Patrons, curés et officiers, unis contre les ouvriers : une vieille tradition

Brève
30/04/2021

À Lille, une rue et une caserne militaire portent le nom du général Négrier.

François de Négrier, et la particule a son importance chez ces gens-là, a participé aux exactions lors de la conquête de l’Algérie après 1831 : dévastations de villages, enfumades, têtes d'enfants exhibées sur pointes de sabres...

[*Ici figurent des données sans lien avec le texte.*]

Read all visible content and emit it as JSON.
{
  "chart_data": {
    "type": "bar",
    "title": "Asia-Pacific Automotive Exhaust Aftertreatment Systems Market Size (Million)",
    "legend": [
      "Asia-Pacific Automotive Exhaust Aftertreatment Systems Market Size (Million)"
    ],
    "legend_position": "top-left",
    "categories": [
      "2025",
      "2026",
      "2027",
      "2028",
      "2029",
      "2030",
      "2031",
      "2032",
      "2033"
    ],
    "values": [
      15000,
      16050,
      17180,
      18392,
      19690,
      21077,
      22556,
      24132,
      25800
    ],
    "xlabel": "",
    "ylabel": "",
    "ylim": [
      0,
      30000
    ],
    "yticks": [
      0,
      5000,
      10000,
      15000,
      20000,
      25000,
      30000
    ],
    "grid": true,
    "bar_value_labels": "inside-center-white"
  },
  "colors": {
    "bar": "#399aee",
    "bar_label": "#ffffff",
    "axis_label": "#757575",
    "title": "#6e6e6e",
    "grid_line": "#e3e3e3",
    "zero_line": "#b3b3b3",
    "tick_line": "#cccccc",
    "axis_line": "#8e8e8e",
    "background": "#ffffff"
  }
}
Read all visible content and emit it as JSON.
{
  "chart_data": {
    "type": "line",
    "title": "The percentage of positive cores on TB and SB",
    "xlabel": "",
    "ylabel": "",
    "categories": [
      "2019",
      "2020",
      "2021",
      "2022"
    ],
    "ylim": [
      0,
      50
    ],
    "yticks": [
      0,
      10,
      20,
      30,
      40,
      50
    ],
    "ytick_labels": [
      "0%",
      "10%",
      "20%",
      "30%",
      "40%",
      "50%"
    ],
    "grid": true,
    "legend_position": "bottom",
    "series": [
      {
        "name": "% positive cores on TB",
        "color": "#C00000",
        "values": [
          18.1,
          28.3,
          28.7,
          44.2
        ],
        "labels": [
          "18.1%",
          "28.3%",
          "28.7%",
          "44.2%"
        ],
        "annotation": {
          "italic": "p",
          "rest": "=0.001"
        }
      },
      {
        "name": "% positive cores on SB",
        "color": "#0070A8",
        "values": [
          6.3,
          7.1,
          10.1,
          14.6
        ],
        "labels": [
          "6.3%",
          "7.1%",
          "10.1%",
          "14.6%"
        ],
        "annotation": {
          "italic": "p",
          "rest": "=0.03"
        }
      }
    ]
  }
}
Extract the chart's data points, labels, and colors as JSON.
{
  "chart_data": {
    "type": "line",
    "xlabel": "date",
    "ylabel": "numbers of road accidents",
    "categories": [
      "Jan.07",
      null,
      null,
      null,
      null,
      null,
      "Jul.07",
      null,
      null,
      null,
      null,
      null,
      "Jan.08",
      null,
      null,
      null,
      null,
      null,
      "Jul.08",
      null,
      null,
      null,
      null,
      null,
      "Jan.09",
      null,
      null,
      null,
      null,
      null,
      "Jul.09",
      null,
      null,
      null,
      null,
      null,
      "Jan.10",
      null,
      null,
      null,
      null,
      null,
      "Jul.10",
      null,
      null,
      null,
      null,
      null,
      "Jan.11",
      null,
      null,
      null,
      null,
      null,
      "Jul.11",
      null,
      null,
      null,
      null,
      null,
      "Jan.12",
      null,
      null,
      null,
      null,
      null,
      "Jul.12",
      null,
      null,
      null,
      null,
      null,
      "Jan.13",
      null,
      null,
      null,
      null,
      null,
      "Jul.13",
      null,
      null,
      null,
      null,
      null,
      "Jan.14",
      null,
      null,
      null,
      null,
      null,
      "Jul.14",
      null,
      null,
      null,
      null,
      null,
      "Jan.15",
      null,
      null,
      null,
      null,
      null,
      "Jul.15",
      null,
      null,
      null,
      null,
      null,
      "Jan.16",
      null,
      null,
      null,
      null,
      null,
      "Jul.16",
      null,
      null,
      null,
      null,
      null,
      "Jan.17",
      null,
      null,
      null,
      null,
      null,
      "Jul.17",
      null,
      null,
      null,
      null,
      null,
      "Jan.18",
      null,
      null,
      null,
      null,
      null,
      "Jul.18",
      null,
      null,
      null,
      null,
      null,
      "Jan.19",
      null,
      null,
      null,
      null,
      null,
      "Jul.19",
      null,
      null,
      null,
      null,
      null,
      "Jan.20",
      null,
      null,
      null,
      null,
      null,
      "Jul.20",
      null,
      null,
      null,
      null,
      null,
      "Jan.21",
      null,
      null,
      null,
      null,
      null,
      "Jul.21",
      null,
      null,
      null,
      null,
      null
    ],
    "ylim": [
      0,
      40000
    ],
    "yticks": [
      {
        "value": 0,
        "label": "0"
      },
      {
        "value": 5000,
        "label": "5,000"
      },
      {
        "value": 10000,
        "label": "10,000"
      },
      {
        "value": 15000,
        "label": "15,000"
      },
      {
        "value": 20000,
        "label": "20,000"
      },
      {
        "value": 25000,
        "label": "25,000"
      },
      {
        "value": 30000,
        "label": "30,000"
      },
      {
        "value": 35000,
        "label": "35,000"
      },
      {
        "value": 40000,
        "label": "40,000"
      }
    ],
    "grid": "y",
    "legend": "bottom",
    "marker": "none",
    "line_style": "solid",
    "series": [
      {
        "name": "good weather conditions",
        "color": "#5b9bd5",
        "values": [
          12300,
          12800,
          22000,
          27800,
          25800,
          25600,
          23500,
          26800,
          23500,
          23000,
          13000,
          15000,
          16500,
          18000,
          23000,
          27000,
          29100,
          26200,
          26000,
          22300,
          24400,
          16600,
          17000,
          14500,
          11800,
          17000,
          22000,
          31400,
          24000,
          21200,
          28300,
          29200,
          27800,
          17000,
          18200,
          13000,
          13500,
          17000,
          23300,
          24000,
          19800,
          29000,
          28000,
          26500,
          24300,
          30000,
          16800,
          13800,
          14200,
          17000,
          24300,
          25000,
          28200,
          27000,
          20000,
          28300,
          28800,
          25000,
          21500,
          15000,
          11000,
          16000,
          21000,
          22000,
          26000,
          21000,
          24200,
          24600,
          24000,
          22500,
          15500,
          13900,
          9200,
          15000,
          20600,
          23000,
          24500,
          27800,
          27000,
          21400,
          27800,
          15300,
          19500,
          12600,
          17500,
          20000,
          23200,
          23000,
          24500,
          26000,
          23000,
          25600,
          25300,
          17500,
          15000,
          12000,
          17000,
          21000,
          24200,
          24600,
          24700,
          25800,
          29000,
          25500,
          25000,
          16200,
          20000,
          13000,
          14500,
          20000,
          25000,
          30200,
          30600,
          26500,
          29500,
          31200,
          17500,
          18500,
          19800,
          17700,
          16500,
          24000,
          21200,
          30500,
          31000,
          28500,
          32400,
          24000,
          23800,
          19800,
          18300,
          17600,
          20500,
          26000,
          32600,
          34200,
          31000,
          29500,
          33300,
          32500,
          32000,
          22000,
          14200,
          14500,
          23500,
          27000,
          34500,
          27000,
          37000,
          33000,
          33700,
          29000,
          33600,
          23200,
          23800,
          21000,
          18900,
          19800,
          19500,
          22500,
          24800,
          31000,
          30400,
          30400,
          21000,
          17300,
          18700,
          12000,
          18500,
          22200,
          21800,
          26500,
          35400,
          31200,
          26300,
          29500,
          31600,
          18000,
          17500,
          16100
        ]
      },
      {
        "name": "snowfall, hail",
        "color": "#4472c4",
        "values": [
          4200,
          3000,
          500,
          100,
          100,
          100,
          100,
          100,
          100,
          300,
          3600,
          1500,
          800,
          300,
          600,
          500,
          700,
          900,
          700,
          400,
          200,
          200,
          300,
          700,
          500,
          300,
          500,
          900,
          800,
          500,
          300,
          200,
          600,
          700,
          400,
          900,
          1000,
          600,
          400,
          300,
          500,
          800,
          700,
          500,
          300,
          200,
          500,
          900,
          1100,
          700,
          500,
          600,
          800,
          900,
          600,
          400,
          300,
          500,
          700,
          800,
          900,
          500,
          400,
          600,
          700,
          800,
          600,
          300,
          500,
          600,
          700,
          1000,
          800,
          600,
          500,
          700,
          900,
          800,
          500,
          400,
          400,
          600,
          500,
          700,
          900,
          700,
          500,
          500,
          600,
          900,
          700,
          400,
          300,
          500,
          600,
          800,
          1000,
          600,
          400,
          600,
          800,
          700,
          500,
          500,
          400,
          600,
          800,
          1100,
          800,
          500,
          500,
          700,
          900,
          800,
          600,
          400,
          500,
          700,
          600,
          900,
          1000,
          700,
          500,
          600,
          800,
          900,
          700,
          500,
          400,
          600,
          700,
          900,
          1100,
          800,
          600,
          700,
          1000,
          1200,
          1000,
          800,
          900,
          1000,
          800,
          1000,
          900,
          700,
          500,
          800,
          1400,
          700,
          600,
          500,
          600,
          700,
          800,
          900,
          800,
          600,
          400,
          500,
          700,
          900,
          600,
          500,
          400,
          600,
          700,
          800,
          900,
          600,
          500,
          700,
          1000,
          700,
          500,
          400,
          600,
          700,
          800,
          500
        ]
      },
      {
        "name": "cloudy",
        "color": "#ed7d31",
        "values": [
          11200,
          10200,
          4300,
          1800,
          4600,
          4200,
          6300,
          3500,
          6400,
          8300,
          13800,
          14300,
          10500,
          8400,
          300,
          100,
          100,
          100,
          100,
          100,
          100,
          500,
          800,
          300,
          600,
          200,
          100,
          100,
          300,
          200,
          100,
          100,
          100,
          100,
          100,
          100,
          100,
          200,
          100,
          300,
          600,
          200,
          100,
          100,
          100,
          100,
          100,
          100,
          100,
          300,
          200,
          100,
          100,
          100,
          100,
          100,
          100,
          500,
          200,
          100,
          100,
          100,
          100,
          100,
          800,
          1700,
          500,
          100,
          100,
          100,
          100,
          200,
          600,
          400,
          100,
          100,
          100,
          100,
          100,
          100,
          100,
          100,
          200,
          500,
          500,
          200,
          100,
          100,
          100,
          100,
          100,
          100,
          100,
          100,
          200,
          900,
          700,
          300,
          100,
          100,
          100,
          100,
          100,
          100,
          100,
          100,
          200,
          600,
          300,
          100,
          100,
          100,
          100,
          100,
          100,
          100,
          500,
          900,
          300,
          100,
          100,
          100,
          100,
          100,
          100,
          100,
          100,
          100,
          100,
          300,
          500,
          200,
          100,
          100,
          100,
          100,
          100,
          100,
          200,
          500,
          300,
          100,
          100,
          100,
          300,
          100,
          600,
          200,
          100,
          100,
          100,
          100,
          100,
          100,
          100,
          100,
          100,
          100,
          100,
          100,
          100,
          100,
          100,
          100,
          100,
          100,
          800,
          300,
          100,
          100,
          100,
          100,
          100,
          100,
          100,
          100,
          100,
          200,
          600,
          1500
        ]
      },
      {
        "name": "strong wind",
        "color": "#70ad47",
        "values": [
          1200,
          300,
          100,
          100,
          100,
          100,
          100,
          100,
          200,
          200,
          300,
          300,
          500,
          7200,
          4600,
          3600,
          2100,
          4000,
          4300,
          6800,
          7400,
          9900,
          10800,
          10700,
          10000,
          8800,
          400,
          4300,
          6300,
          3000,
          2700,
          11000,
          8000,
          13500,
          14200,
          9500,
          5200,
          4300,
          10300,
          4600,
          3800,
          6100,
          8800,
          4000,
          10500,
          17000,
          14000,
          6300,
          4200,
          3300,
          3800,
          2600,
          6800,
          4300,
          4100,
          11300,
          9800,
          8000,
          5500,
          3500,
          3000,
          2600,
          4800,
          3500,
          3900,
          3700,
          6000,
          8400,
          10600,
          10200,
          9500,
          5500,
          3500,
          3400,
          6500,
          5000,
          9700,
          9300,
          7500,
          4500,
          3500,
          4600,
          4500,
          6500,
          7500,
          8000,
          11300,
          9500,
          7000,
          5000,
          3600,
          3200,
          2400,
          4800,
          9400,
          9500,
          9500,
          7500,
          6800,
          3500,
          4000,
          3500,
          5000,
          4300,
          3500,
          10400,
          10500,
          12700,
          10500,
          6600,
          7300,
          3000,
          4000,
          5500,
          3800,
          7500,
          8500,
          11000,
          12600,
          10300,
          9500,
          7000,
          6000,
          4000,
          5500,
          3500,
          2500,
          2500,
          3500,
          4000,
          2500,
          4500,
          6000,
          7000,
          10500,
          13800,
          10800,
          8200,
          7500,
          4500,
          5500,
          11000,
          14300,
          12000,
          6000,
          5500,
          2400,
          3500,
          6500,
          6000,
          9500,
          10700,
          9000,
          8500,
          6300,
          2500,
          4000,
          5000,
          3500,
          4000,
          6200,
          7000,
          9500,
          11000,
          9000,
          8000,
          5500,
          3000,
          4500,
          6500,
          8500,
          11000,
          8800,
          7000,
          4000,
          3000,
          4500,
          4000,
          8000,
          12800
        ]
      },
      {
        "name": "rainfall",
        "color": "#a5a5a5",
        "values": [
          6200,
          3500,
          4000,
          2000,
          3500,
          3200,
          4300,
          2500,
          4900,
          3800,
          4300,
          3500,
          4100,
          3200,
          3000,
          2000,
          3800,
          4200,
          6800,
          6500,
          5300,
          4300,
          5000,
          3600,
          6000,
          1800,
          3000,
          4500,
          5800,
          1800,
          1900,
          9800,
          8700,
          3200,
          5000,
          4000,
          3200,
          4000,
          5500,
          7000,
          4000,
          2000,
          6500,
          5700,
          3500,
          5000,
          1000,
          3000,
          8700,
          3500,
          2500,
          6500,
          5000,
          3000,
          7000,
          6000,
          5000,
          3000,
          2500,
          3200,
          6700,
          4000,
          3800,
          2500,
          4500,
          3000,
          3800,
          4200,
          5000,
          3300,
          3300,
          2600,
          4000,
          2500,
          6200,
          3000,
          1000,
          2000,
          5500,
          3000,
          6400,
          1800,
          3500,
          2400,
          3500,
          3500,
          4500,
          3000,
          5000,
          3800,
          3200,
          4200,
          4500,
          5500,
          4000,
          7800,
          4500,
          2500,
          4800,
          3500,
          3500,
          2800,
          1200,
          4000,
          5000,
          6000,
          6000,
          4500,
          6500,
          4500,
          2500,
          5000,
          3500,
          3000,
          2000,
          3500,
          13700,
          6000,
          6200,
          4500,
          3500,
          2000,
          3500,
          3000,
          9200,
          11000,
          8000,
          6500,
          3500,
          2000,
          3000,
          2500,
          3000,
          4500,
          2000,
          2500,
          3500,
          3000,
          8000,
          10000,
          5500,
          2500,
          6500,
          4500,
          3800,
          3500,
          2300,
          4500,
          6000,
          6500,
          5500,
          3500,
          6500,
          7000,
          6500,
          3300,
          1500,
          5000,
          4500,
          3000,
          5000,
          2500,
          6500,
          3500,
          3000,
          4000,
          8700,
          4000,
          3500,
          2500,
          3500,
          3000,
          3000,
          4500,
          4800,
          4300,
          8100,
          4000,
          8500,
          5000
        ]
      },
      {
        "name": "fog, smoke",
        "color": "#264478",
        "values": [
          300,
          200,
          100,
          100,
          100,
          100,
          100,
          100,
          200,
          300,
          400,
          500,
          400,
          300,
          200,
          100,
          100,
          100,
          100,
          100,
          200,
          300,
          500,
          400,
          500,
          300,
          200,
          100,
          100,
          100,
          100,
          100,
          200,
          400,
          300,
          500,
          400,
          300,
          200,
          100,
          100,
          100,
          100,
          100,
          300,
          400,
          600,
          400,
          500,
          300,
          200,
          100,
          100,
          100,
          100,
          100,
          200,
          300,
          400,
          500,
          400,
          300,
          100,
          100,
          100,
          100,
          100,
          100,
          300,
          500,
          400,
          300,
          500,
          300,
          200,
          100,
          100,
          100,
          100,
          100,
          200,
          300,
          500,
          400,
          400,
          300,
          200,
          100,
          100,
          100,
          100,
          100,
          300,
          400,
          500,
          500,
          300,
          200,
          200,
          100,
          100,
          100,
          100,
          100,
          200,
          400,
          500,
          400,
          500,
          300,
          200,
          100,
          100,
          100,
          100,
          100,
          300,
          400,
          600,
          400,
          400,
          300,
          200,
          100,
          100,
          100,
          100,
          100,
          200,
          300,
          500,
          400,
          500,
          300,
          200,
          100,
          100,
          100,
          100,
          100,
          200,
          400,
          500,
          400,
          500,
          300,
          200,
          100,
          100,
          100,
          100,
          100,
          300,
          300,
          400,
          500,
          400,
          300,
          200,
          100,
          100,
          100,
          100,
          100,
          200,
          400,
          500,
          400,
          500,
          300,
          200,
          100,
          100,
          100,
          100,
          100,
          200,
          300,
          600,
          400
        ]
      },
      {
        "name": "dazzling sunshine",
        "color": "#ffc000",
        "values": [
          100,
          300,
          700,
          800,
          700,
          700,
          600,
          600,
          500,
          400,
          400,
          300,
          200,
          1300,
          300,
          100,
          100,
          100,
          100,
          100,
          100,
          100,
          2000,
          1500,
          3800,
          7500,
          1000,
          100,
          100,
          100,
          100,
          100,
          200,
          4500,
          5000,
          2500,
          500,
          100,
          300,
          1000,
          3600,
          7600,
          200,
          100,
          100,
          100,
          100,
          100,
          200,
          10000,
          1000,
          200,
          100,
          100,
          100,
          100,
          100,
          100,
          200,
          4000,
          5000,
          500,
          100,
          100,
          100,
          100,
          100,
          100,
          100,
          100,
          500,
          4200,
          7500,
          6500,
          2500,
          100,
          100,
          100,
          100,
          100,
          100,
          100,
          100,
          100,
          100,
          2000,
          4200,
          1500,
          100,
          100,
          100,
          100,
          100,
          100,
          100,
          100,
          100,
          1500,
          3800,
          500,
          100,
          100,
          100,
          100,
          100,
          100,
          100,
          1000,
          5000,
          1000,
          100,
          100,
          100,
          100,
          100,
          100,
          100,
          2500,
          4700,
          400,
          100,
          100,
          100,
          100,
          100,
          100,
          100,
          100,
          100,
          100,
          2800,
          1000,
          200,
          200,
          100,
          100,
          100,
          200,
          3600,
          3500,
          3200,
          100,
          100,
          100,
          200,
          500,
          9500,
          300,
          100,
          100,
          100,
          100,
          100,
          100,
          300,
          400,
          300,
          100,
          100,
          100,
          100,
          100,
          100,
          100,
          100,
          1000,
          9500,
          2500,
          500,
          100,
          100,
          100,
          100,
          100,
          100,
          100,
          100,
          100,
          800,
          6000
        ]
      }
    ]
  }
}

La carrière de ce barbare galonné fut stoppée net, par une balle perdue tirée par un de ses soldats, lors de la répression de juin 1848 à Paris, où des milliers d’ouvrières et ouvriers furent exécutés.

Négrier fut élevé au rang de martyr par tous les tenants de l’ordre social. Son cœur fut mis aux Invalides à Paris et le reste enterré à Lille.

La Gazette, journal lillois catholique, proche des industriels du textile, le décrivait ainsi : « Vainqueur des barbares d’Afrique, il vous restait à combattre et à vaincre, au cœur même de la patrie, des barbares d’une bien pire espèce. », c’est-à-dire les ouvriers révoltés contre leur exploitation.

Généraux d’hier ou d’aujourd’hui, ils sont biberonnés de cette tradition : sabre et goupillon, unis pour la défense du capitalisme.